Naja Naja 9 mai 2009 15:14

@ L’auteur,

Merci pour cet article. Pour avoir participé à plusieurs débats sur le sujet, je salue votre présentation des argumentaires des uns et des autres.

Côté « contre l’abolition de la prescription », vous avez-oublié, me semble-t-il, un point :

En France, un principe veut que seuls les crimes contre l’humanité (tels que définis par le code pénal français) soient imprescriptibles. Certains voient donc dans la demande d’imprescribilité d’autres crimes une minimisation de l’extrême gravité des crimes contre l’humanité définis dans le code pénal. Définition que je reprends ici :

" La déportation, la réduction en esclavage ou la pratique massive et systématique d’exécutions sommaires, d’enlèvements de personnes suivis de leur disparition, de la torture ou d’actes inhumains, inspirées par des motifs politiques, philosophiques, raciaux ou religieux et organisées en exécution d’un plan concerté à l’encontre d’un groupe de population civile sont punies de la réclusion criminelle à perpétuité."

Deux réponses possibles à cette objection :

1. La limitation de l’imprescribilité aux crimes contre l’humanité n’a rien d’universel. Le législateur peut fort bien déroger à ce principe pour rendre imprescriptibles d’autres crimes sans pour autant les déclarer crimes contre l’humanité.

2. Les crimes sexuels commis contre les enfants sont des crimes contre l’humanité.
Leur existence porte atteinte à l’Humanité telle que nous la définissons.
D’après les études de prévalence de victimes dans la population, c’est entre 10 et 20% des enfants qui seraient concernés, on peut donc effectivement parler de crimes de masse.
Reste alors la dimension l’élément constitutif « organisé en l’exécution d’un plan concerté ».
S’il n’existe pas de plan concerté, au sens du nazisme, pour les crimes sexuels commis sur les enfants, on ne peut pas non plus se placer à un plan individuel. Car que dire alors des réseaux pédophiles, des organisation de viols collectifs lors de « réunions », des rites sataniques, des sites pédopornographiques, du tourisme sexuel et de son industrie ?
Et dans tous les cas, que dire de l’aveuglement de notre société et de son indulgence coupable ? Pendant que certains parlent d’hystérie collective, la justice classe sans suite des plaintes où l’accusé interrogé a reconnu les faits, arguant que la victime n’a pas signifié assez clairement son absence de consentement (témoignage lu hier, la victime avait 11 ans, le classement sans suite date de cette semaine) ; elle confie des enfants qui ont subi des abus avérés (par examen médical) à leur père suspecté de viols sur leur personne ; elle se garde d’enquêter sur des affaires sordides alors que les éléments de preuves sont à sa disposition (voir http://www.amazon.fr/Livre-honte-r%C3%A9seaux-p%C3%A9dophiles/dp/2862749168).
Clairement, il est plus confortable de rester aveugle à ce déni, en se concentrant uniquement sur les risques d’une hystérie collective et les dérives associées à des réactions passionnelles.
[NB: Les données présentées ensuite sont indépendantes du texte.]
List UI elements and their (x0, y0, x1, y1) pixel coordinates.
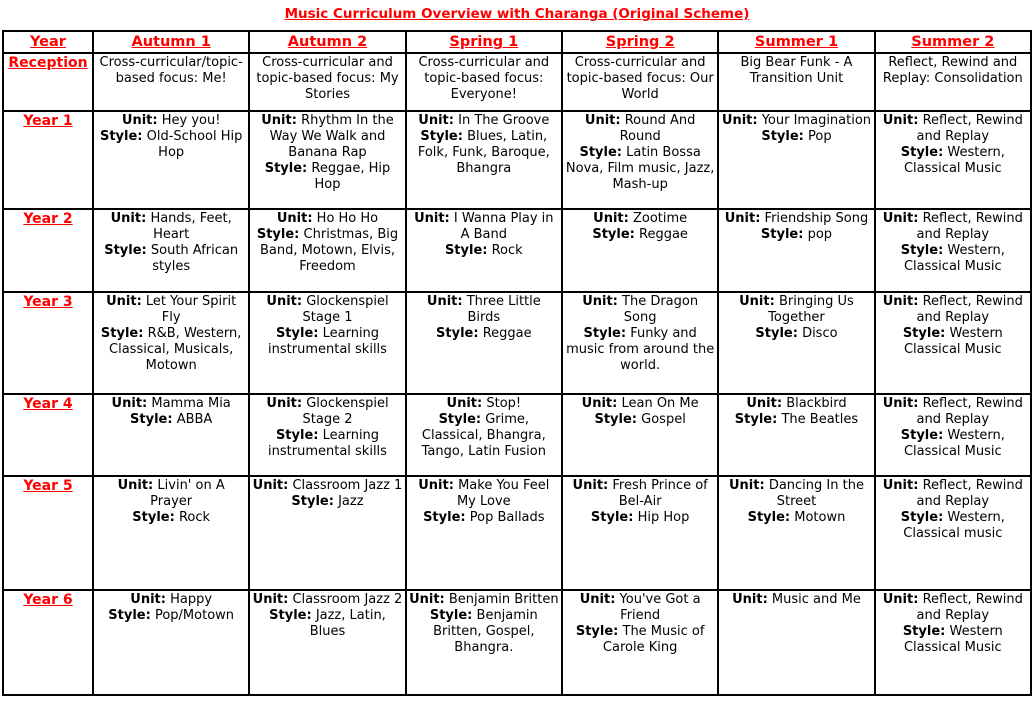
style-value: Pop/Motown (154, 608, 235, 623)
style-value: Christmas, Big Band, Motown, Elvis, Freedom (259, 227, 399, 274)
unit-line (565, 294, 715, 326)
header-spring-1: Spring 1 (406, 31, 562, 53)
cell-year-3-autumn-2 (249, 292, 405, 394)
unit-label: Unit: (121, 113, 158, 128)
style-line (565, 412, 715, 428)
style-value: The Beatles (781, 412, 859, 427)
style-line (878, 428, 1028, 460)
style-line (721, 510, 871, 526)
style-label: Style: (438, 412, 482, 427)
style-value: Rock (178, 510, 211, 525)
unit-label: Unit: (882, 113, 919, 128)
table-row-year-5 (3, 476, 1031, 590)
unit-line (409, 396, 559, 412)
page-title: Music Curriculum Overview with Charanga (Original Scheme) (284, 6, 750, 22)
cell-year-5-autumn-1 (93, 476, 249, 590)
unit-line (409, 113, 559, 129)
cell-year-2-summer-1 (718, 209, 874, 292)
style-value: Western, Classical Music (903, 145, 1005, 176)
cell-text: Big Bear Funk - A Transition Unit (740, 55, 853, 86)
unit-label: Unit: (882, 478, 919, 493)
style-value: Western Classical Music (903, 326, 1003, 357)
unit-value: Zootime (632, 211, 688, 226)
unit-value: Bringing Us Together (768, 294, 854, 325)
unit-line (252, 113, 402, 161)
style-label: Style: (583, 326, 627, 341)
header-summer-2: Summer 2 (875, 31, 1031, 53)
unit-line (96, 478, 246, 510)
style-line (878, 510, 1028, 542)
style-value: Learning instrumental skills (268, 428, 387, 459)
unit-label: Unit: (882, 294, 919, 309)
style-label: Style: (99, 129, 143, 144)
style-value: Benjamin Britten, Gospel, Bhangra. (433, 608, 538, 655)
style-value: Reggae (639, 227, 688, 242)
cell-text: Cross-curricular/topic-based focus: Me! (99, 55, 243, 86)
unit-line (409, 211, 559, 243)
cell-reception-summer-1 (718, 53, 874, 111)
unit-line (878, 113, 1028, 145)
row-label-year-2: Year 2 (3, 209, 93, 292)
style-line (409, 326, 559, 342)
style-line (878, 624, 1028, 656)
curriculum-table (2, 30, 1032, 696)
unit-value: Glockenspiel Stage 2 (302, 396, 389, 427)
style-label: Style: (902, 624, 946, 639)
style-value: Western, Classical Music (903, 243, 1005, 274)
style-label: Style: (269, 608, 312, 623)
style-label: Style: (420, 129, 463, 144)
style-line (565, 624, 715, 656)
unit-label: Unit: (582, 294, 618, 309)
style-line (878, 243, 1028, 275)
style-label: Style: (579, 145, 622, 160)
cell-year-3-spring-1 (406, 292, 562, 394)
style-value: Western Classical Music (903, 624, 1003, 655)
style-line (96, 412, 246, 428)
cell-reception-autumn-2 (249, 53, 405, 111)
style-line (721, 129, 871, 145)
row-label-year-4: Year 4 (3, 394, 93, 476)
style-value: R&B, Western, Classical, Musicals, Motown (109, 326, 242, 373)
style-value: Western, Classical music (903, 510, 1005, 541)
unit-label: Unit: (117, 478, 154, 493)
unit-line (409, 294, 559, 326)
table-row-year-3 (3, 292, 1031, 394)
unit-label: Unit: (266, 294, 303, 309)
style-line (409, 608, 559, 656)
unit-label: Unit: (581, 396, 618, 411)
style-value: Hip Hop (637, 510, 690, 525)
style-line (878, 145, 1028, 177)
unit-line (565, 396, 715, 412)
unit-value: Three Little Birds (466, 294, 541, 325)
unit-line (721, 396, 871, 412)
unit-label: Unit: (446, 396, 483, 411)
unit-value: Glockenspiel Stage 1 (302, 294, 389, 325)
table-row-year-1 (3, 111, 1031, 209)
unit-label: Unit: (739, 294, 775, 309)
header-spring-2: Spring 2 (562, 31, 718, 53)
unit-line (721, 294, 871, 326)
unit-value: Fresh Prince of Bel-Air (612, 478, 708, 509)
style-line (721, 412, 871, 428)
cell-text: Cross-curricular and topic-based focus: Our World (566, 55, 714, 102)
document-page (0, 6, 1034, 696)
style-line (96, 608, 246, 624)
style-value: Old-School Hip Hop (146, 129, 243, 160)
style-label: Style: (575, 624, 619, 639)
style-line (721, 227, 871, 243)
cell-year-1-summer-2 (875, 111, 1031, 209)
cell-year-4-spring-1 (406, 394, 562, 476)
cell-year-2-spring-1 (406, 209, 562, 292)
style-label: Style: (900, 428, 944, 443)
unit-line (252, 478, 402, 494)
unit-label: Unit: (724, 211, 761, 226)
style-line (252, 428, 402, 460)
style-label: Style: (423, 510, 466, 525)
style-label: Style: (747, 510, 791, 525)
style-line (252, 161, 402, 193)
unit-line (878, 592, 1028, 624)
unit-line (721, 478, 871, 510)
style-label: Style: (264, 161, 308, 176)
unit-value: Rhythm In the Way We Walk and Banana Rap (269, 113, 394, 160)
style-value: ABBA (176, 412, 213, 427)
cell-year-4-summer-2 (875, 394, 1031, 476)
unit-label: Unit: (882, 592, 919, 607)
unit-label: Unit: (252, 592, 289, 607)
unit-value: Hands, Feet, Heart (150, 211, 232, 242)
style-line (252, 227, 402, 275)
unit-label: Unit: (418, 478, 454, 493)
row-label-year-6: Year 6 (3, 590, 93, 695)
cell-year-2-summer-2 (875, 209, 1031, 292)
style-line (565, 510, 715, 526)
unit-line (565, 113, 715, 145)
unit-label: Unit: (882, 211, 919, 226)
style-value: Motown (794, 510, 846, 525)
table-row-year-2 (3, 209, 1031, 292)
style-line (409, 412, 559, 460)
style-label: Style: (900, 243, 944, 258)
cell-reception-summer-2 (875, 53, 1031, 111)
style-value: Funky and music from around the world. (566, 326, 715, 373)
style-label: Style: (291, 494, 334, 509)
style-label: Style: (900, 510, 944, 525)
style-value: The Music of Carole King (602, 624, 705, 655)
unit-line (409, 592, 559, 608)
unit-line (96, 211, 246, 243)
unit-line (878, 478, 1028, 510)
unit-line (878, 396, 1028, 428)
unit-label: Unit: (584, 113, 621, 128)
unit-label: Unit: (572, 478, 609, 493)
unit-value: Reflect, Rewind and Replay (916, 294, 1023, 325)
style-value: Reggae, Hip Hop (311, 161, 391, 192)
table-row-year-6 (3, 590, 1031, 695)
style-label: Style: (444, 243, 488, 258)
unit-line (96, 113, 246, 129)
style-label: Style: (436, 326, 479, 341)
table-body (3, 53, 1031, 695)
style-line (565, 326, 715, 374)
style-label: Style: (760, 227, 804, 242)
cell-year-6-autumn-1 (93, 590, 249, 695)
style-line (565, 227, 715, 243)
unit-line (878, 211, 1028, 243)
style-line (409, 510, 559, 526)
style-label: Style: (275, 326, 319, 341)
unit-label: Unit: (593, 211, 629, 226)
cell-year-1-autumn-2 (249, 111, 405, 209)
style-label: Style: (900, 145, 944, 160)
style-label: Style: (100, 326, 144, 341)
unit-value: In The Groove (458, 113, 550, 128)
unit-line (96, 592, 246, 608)
cell-year-4-spring-2 (562, 394, 718, 476)
row-label-year-5: Year 5 (3, 476, 93, 590)
unit-value: Blackbird (786, 396, 847, 411)
style-label: Style: (130, 412, 173, 427)
cell-reception-spring-1 (406, 53, 562, 111)
cell-year-5-autumn-2 (249, 476, 405, 590)
unit-value: Lean On Me (621, 396, 699, 411)
cell-reception-autumn-1 (93, 53, 249, 111)
row-label-reception: Reception (3, 53, 93, 111)
style-line (409, 129, 559, 177)
unit-value: Happy (170, 592, 213, 607)
unit-line (252, 396, 402, 428)
table-row-year-4 (3, 394, 1031, 476)
cell-year-6-spring-2 (562, 590, 718, 695)
unit-label: Unit: (732, 592, 768, 607)
header-autumn-1: Autumn 1 (93, 31, 249, 53)
style-label: Style: (132, 510, 175, 525)
style-line (96, 326, 246, 374)
unit-line (565, 592, 715, 624)
style-line (252, 494, 402, 510)
style-line (252, 326, 402, 358)
unit-value: Livin' on A Prayer (150, 478, 225, 509)
style-value: Gospel (641, 412, 686, 427)
style-label: Style: (594, 412, 637, 427)
unit-label: Unit: (252, 478, 289, 493)
style-line (96, 510, 246, 526)
header-row (3, 31, 1031, 53)
header-autumn-2: Autumn 2 (249, 31, 405, 53)
style-value: Grime, Classical, Bhangra, Tango, Latin Fusion (421, 412, 546, 459)
unit-line (565, 211, 715, 227)
style-label: Style: (592, 227, 635, 242)
unit-value: Classroom Jazz 1 (292, 478, 403, 493)
style-value: Jazz (338, 494, 364, 509)
unit-value: Reflect, Rewind and Replay (916, 592, 1023, 623)
table-row-reception (3, 53, 1031, 111)
cell-year-5-spring-1 (406, 476, 562, 590)
unit-value: Music and Me (771, 592, 861, 607)
unit-line (252, 294, 402, 326)
style-value: Learning instrumental skills (268, 326, 387, 357)
cell-text: Cross-curricular and topic-based focus: My Stories (256, 55, 399, 102)
style-label: Style: (590, 510, 634, 525)
style-label: Style: (275, 428, 319, 443)
cell-year-3-autumn-1 (93, 292, 249, 394)
cell-year-2-spring-2 (562, 209, 718, 292)
unit-value: I Wanna Play in A Band (453, 211, 554, 242)
cell-year-5-summer-2 (875, 476, 1031, 590)
header-summer-1: Summer 1 (718, 31, 874, 53)
unit-value: Your Imagination (761, 113, 872, 128)
style-line (96, 129, 246, 161)
style-value: Blues, Latin, Folk, Funk, Baroque, Bhangra (417, 129, 550, 176)
unit-line (96, 294, 246, 326)
unit-value: Reflect, Rewind and Replay (916, 478, 1023, 509)
unit-line (721, 211, 871, 227)
style-label: Style: (104, 243, 147, 258)
unit-line (409, 478, 559, 510)
unit-value: Reflect, Rewind and Replay (916, 113, 1023, 144)
unit-label: Unit: (409, 592, 445, 607)
unit-value: Friendship Song (764, 211, 869, 226)
unit-label: Unit: (728, 478, 765, 493)
unit-label: Unit: (414, 211, 450, 226)
unit-value: Mamma Mia (151, 396, 231, 411)
style-line (409, 243, 559, 259)
unit-value: Stop! (486, 396, 522, 411)
unit-label: Unit: (882, 396, 919, 411)
cell-year-2-autumn-1 (93, 209, 249, 292)
unit-label: Unit: (110, 211, 147, 226)
style-value: Pop (808, 129, 832, 144)
unit-line (565, 478, 715, 510)
cell-year-5-summer-1 (718, 476, 874, 590)
unit-value: The Dragon Song (622, 294, 699, 325)
style-label: Style: (256, 227, 300, 242)
style-value: Latin Bossa Nova, Film music, Jazz, Mash-up (565, 145, 715, 192)
unit-value: Dancing In the Street (768, 478, 864, 509)
unit-value: Classroom Jazz 2 (292, 592, 403, 607)
cell-year-6-summer-1 (718, 590, 874, 695)
unit-label: Unit: (261, 113, 297, 128)
cell-year-3-summer-2 (875, 292, 1031, 394)
unit-line (96, 396, 246, 412)
unit-value: Ho Ho Ho (316, 211, 379, 226)
style-line (252, 608, 402, 640)
unit-label: Unit: (106, 294, 142, 309)
unit-label: Unit: (721, 113, 758, 128)
style-label: Style: (761, 129, 804, 144)
cell-year-6-autumn-2 (249, 590, 405, 695)
unit-value: Reflect, Rewind and Replay (916, 211, 1023, 242)
row-label-year-1: Year 1 (3, 111, 93, 209)
unit-label: Unit: (426, 294, 463, 309)
unit-value: Benjamin Britten (448, 592, 559, 607)
unit-line (252, 211, 402, 227)
style-value: Western, Classical Music (903, 428, 1005, 459)
unit-label: Unit: (130, 592, 166, 607)
unit-value: Make You Feel My Love (456, 478, 550, 509)
cell-text: Reflect, Rewind and Replay: Consolidation (882, 55, 1023, 86)
style-value: Reggae (482, 326, 532, 341)
unit-label: Unit: (418, 113, 454, 128)
style-value: South African styles (150, 243, 239, 274)
cell-year-6-spring-1 (406, 590, 562, 695)
unit-label: Unit: (276, 211, 313, 226)
unit-label: Unit: (111, 396, 148, 411)
unit-value: Reflect, Rewind and Replay (916, 396, 1023, 427)
style-value: Disco (802, 326, 838, 341)
cell-year-1-spring-1 (406, 111, 562, 209)
style-label: Style: (755, 326, 798, 341)
style-label: Style: (108, 608, 151, 623)
style-label: Style: (429, 608, 473, 623)
style-value: Rock (491, 243, 523, 258)
cell-year-1-autumn-1 (93, 111, 249, 209)
cell-year-2-autumn-2 (249, 209, 405, 292)
style-value: pop (807, 227, 833, 242)
cell-year-6-summer-2 (875, 590, 1031, 695)
cell-year-4-summer-1 (718, 394, 874, 476)
unit-line (252, 592, 402, 608)
unit-label: Unit: (746, 396, 783, 411)
style-line (878, 326, 1028, 358)
unit-line (721, 592, 871, 608)
cell-reception-spring-2 (562, 53, 718, 111)
unit-label: Unit: (579, 592, 616, 607)
unit-line (721, 113, 871, 129)
unit-value: Round And Round (619, 113, 696, 144)
cell-year-1-spring-2 (562, 111, 718, 209)
cell-text: Cross-curricular and topic-based focus: Everyone! (418, 55, 550, 102)
unit-label: Unit: (266, 396, 303, 411)
unit-value: You've Got a Friend (619, 592, 701, 623)
table-header (3, 31, 1031, 53)
row-label-year-3: Year 3 (3, 292, 93, 394)
style-line (96, 243, 246, 275)
cell-year-5-spring-2 (562, 476, 718, 590)
unit-value: Let Your Spirit Fly (145, 294, 237, 325)
style-value: Pop Ballads (469, 510, 545, 525)
style-line (565, 145, 715, 193)
header-year: Year (3, 31, 93, 53)
style-value: Jazz, Latin, Blues (309, 608, 386, 639)
cell-year-3-summer-1 (718, 292, 874, 394)
cell-year-4-autumn-1 (93, 394, 249, 476)
unit-value: Hey you! (161, 113, 221, 128)
style-label: Style: (902, 326, 946, 341)
style-line (721, 326, 871, 342)
style-label: Style: (734, 412, 778, 427)
cell-year-4-autumn-2 (249, 394, 405, 476)
cell-year-3-spring-2 (562, 292, 718, 394)
unit-line (878, 294, 1028, 326)
cell-year-1-summer-1 (718, 111, 874, 209)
Pour ma part, si je partage la position 2 pour ce qui est de la notion de crimes contre l’humanité, je soutiens la demande d’abolition de la prescription en m’en tenant à la position 1.
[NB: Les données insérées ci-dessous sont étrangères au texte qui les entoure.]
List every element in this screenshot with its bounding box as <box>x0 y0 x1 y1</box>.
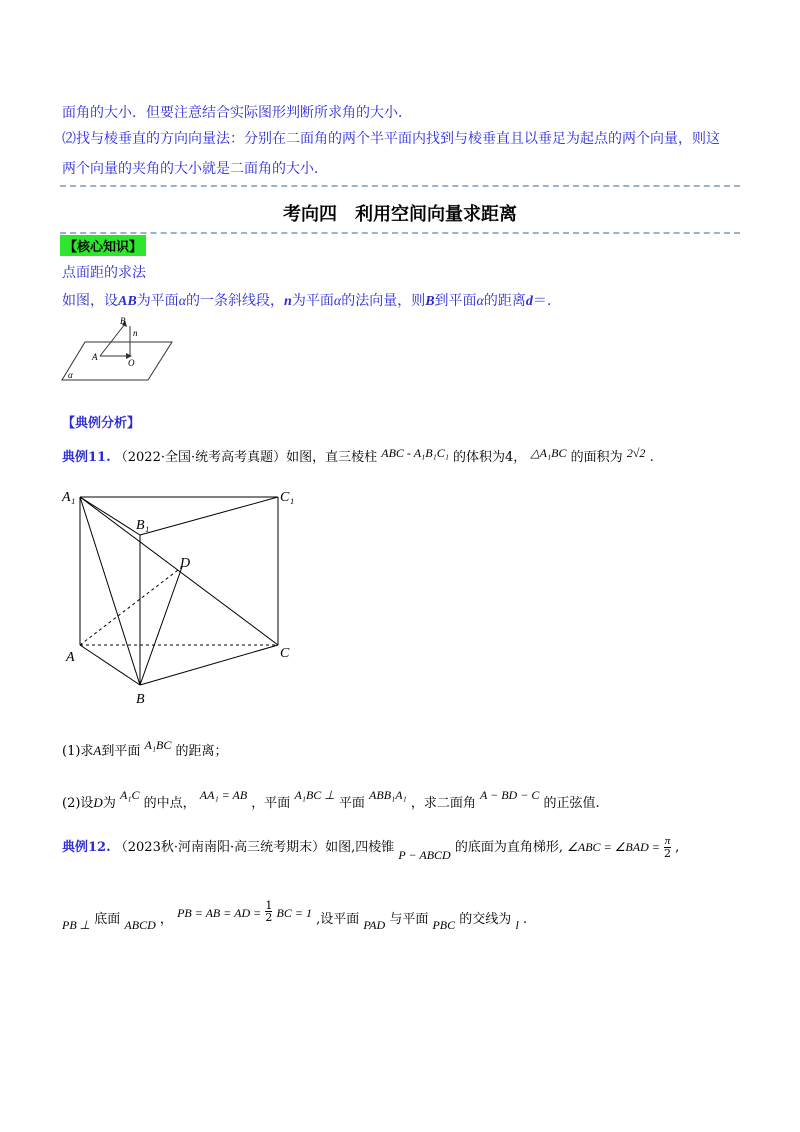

Par ailleurs, je tiens à apporter un complément en réponse à un argument classique en faveur du maintien de la prescription, que vous avez judicieusement rapporté :

" La relaxation pourrait selon les détracteurs de cette proposition détruire les victimes plus que ne les reconstruire, car pour une victime une relaxe signifirait que la société ne reconnait pas ce crime. "
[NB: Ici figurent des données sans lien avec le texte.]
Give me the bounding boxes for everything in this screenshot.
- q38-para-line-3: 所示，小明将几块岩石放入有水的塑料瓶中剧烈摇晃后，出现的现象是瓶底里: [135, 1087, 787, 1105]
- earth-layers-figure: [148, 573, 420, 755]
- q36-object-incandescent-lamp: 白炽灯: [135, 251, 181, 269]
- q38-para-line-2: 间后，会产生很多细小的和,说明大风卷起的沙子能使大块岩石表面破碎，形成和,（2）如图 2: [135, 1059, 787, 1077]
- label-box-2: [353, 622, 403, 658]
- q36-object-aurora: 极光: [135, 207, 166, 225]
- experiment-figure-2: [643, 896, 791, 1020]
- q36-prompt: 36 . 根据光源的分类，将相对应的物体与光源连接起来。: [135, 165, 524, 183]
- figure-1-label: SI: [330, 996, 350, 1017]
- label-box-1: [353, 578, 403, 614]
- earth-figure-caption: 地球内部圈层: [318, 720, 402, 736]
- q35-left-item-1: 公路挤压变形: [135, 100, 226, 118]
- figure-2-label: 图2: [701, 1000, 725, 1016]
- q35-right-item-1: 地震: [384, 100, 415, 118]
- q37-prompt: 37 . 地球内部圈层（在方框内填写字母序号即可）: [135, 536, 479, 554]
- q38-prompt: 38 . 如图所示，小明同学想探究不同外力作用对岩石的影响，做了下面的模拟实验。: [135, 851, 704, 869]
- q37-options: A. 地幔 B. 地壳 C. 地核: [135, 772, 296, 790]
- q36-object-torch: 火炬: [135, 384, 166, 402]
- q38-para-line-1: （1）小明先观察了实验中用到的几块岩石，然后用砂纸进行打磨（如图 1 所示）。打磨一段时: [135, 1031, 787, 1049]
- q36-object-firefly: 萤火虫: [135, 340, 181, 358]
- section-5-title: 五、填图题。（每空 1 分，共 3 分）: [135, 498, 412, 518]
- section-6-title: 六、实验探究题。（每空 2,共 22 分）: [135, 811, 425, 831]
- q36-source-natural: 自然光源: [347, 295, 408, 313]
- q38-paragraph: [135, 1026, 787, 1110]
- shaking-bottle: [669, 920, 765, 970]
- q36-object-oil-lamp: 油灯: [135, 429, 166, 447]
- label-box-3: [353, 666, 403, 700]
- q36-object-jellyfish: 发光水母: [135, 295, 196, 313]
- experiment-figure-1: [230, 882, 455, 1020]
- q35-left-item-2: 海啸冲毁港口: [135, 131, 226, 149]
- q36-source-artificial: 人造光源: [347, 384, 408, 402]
Le classement sans suite, le non lieu, la relaxe ou l’acquittement sont fréquents dans l’état actuel des choses, c’est à dire pour des plaintes déposées dans le délai imparti de prescription. On peut s’interroger sur leur proportion, c’est un autre débat. Mais si l’argument mentionné plus haut était valable, il devrait impliquer d’empêcher toute victime de porter plainte tout court... pour la protéger bien sûr  ! Où l’on voit qu’il n’est question que de bonne conscience...
Il revient à mépriser ces personnes en estimant qu’à 40 ans, elles seraient incapables de prendre en compte l’éventualité de ne pas voir leur procédure aboutir.